Segundo o EsquerdaOnline, a disputa se dará entre o bolsonarismo – associado a autoritarismo, negacionismo e perda de direitos – e a candidatura de Lula, vista como representante dos trabalhadores. O texto aponta ainda pressões do “mercado financeiro, grande mídia e direita” por um programa que preserve interesses das elites.
A análise faz críticas à oposição entre democracia e fascismo, que teria servido, em 2022, para justificar alianças da esquerda com nomes como João Doria e Ciro Gomes.
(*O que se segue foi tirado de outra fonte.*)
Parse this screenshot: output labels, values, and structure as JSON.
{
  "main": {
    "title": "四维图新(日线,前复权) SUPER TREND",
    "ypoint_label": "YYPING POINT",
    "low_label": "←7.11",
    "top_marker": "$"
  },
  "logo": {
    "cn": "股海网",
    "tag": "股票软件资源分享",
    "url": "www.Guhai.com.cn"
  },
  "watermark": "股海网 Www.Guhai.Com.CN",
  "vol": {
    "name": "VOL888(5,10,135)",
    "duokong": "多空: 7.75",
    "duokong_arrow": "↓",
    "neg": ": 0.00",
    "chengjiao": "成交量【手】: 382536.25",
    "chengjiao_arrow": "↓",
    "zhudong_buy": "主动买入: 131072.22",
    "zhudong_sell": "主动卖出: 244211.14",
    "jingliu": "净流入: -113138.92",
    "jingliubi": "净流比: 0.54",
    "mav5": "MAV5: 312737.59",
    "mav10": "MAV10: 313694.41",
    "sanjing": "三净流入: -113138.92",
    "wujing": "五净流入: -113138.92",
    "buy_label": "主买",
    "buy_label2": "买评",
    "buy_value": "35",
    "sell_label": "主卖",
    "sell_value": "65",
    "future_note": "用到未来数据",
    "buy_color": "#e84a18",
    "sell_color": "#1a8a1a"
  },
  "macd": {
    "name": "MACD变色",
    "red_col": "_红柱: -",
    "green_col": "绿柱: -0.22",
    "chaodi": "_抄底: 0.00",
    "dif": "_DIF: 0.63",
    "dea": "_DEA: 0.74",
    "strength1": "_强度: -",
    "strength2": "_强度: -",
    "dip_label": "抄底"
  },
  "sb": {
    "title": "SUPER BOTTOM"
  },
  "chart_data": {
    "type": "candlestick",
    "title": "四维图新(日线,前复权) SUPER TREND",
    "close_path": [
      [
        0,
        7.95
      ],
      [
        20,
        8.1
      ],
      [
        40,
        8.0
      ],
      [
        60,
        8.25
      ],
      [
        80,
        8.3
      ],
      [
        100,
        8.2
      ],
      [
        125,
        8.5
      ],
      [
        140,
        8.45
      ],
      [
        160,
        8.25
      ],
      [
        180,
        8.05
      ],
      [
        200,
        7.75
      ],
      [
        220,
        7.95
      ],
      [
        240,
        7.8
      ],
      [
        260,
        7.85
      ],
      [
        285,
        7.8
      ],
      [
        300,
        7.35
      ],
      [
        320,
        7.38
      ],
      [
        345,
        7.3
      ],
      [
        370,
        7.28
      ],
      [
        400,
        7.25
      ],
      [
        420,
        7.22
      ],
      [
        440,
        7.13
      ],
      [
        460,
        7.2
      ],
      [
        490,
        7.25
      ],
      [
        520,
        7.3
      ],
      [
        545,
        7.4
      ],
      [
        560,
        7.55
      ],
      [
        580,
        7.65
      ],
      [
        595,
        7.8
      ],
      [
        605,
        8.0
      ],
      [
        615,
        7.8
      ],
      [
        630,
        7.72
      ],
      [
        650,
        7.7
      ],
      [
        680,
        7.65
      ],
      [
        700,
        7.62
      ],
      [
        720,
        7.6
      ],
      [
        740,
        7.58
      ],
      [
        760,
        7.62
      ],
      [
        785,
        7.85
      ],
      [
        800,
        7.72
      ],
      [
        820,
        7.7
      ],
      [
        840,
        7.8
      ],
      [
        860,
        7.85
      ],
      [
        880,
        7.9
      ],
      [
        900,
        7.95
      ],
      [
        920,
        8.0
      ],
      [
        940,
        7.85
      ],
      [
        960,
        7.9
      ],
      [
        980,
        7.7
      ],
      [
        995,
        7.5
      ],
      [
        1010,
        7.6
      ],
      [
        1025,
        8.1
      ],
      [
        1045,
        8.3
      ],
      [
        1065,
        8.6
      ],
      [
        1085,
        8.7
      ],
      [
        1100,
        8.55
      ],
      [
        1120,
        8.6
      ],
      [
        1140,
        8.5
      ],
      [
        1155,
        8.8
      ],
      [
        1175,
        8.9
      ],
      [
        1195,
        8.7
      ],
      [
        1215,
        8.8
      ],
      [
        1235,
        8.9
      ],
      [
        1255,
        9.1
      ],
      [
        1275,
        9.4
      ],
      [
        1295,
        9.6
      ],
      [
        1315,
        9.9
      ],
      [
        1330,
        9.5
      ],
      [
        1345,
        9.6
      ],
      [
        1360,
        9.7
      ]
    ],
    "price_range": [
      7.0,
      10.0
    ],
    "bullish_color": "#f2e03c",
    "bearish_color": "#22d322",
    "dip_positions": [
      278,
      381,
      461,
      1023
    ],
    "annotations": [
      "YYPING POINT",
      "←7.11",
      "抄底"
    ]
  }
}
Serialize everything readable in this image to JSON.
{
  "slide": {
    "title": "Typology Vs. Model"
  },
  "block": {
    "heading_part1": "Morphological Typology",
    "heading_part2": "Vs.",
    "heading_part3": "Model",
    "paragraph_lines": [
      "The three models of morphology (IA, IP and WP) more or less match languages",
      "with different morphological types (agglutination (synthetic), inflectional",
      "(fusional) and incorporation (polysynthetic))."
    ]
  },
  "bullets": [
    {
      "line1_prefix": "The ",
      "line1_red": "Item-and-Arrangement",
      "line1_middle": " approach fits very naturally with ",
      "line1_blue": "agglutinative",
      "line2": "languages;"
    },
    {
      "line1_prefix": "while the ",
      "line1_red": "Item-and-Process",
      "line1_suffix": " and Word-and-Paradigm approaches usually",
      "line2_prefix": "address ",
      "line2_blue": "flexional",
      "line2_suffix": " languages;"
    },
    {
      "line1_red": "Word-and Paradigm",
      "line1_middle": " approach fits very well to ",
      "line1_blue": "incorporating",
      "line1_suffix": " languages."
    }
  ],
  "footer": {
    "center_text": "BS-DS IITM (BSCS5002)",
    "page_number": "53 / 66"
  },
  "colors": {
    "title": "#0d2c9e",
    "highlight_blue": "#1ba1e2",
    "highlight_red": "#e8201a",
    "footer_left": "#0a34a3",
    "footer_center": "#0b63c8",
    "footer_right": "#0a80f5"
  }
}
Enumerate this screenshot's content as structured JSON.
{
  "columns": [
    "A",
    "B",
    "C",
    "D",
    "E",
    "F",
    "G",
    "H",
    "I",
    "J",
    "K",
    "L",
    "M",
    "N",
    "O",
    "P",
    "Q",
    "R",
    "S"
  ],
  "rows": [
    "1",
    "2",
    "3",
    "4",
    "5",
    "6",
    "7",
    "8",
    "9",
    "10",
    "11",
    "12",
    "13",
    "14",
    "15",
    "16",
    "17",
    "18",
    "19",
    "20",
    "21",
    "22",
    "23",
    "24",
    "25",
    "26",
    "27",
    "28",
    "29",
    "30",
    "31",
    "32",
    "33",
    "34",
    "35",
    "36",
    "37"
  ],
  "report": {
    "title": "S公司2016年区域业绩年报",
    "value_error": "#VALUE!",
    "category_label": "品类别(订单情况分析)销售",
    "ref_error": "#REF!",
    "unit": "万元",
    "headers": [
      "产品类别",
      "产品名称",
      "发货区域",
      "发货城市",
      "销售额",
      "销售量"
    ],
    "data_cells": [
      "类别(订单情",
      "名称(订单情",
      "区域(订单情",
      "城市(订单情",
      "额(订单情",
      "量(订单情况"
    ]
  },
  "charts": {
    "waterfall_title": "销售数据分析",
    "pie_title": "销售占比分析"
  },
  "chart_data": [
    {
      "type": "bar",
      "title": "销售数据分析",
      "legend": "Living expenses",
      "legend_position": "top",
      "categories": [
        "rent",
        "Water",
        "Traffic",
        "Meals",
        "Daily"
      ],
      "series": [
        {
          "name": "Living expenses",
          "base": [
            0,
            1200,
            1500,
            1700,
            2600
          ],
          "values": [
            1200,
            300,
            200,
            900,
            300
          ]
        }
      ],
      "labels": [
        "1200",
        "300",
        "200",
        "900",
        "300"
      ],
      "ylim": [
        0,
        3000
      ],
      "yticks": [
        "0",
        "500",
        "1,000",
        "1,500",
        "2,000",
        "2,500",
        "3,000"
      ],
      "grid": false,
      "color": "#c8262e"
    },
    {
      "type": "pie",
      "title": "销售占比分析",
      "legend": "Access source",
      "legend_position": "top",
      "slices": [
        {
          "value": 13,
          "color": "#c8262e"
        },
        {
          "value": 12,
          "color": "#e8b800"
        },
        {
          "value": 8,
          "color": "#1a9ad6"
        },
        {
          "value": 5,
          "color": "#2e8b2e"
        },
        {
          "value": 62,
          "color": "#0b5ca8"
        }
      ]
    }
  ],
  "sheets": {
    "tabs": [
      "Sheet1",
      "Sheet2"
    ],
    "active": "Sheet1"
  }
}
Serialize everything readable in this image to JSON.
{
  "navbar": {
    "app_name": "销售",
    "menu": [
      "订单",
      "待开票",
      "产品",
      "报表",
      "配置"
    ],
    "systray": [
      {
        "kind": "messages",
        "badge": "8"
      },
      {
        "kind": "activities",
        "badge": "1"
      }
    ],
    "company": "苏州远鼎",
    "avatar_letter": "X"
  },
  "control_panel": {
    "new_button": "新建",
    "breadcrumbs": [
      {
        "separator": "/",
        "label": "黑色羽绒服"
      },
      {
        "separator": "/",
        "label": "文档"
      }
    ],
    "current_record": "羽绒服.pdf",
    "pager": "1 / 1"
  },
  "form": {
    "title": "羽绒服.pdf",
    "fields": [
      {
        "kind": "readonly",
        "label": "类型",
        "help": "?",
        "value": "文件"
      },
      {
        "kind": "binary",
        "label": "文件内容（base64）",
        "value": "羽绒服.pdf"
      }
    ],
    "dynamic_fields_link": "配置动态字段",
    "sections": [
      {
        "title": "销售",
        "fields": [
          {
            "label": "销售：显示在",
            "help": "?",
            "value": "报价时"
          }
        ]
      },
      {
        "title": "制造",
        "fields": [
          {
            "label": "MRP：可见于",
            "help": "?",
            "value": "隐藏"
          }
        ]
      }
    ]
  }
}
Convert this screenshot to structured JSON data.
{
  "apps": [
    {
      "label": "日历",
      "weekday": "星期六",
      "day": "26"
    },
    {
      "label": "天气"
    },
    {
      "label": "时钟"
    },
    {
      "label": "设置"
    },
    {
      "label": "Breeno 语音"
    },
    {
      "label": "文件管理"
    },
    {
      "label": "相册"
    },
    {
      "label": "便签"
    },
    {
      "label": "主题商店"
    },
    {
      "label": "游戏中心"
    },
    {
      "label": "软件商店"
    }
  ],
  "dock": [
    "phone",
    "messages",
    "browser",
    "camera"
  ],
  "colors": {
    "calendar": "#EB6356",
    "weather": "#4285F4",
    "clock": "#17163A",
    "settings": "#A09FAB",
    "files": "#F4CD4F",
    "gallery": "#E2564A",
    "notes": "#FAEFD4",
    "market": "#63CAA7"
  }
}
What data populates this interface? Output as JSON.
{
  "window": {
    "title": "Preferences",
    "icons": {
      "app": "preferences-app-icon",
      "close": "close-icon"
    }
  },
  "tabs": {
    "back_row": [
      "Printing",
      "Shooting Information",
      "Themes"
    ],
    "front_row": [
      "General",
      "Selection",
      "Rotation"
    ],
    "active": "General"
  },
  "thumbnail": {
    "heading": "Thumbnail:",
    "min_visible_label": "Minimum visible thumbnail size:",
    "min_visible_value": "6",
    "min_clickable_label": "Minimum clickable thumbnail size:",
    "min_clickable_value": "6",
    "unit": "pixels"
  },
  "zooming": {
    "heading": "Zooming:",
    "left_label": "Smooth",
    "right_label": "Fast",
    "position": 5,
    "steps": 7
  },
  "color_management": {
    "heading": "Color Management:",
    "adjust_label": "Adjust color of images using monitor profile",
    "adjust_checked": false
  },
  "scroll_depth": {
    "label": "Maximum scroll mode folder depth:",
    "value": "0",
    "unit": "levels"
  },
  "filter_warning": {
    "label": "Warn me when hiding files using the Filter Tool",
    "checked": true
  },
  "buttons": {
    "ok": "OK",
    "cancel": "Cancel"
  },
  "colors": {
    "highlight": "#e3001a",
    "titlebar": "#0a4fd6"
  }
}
Também condena o Supremo Tribunal Federal e o chamado “Inquérito das Fake News”, liderado por Alexandre de Moraes, considerado arbitrário e violador de direitos constitucionais.
O EsquerdaOnline sugere seis eixos para um programa de esquerda: direitos trabalhistas (fim da escala 6×1, redução da jornada e tarifa zero), justiça social (taxação dos super-ricos), economia popular (juros mais baixos e fim das emendas parlamentares), defesa da vida (contra violências e crime organizado), soberania e solidariedade latino-americana, e combate à emergência climática.
A análise aponta que temas como redução da jornada de trabalho e taxação dos super-ricos carecem de efetividade, e acusa o programa de ser limitado e adaptado à lógica do grande capital. Segundo a crítica, ao maquiar propostas da burguesia com aparência esquerdista, o programa não promove mudanças estruturais e tem pouca capacidade de mobilizar a classe trabalhadora.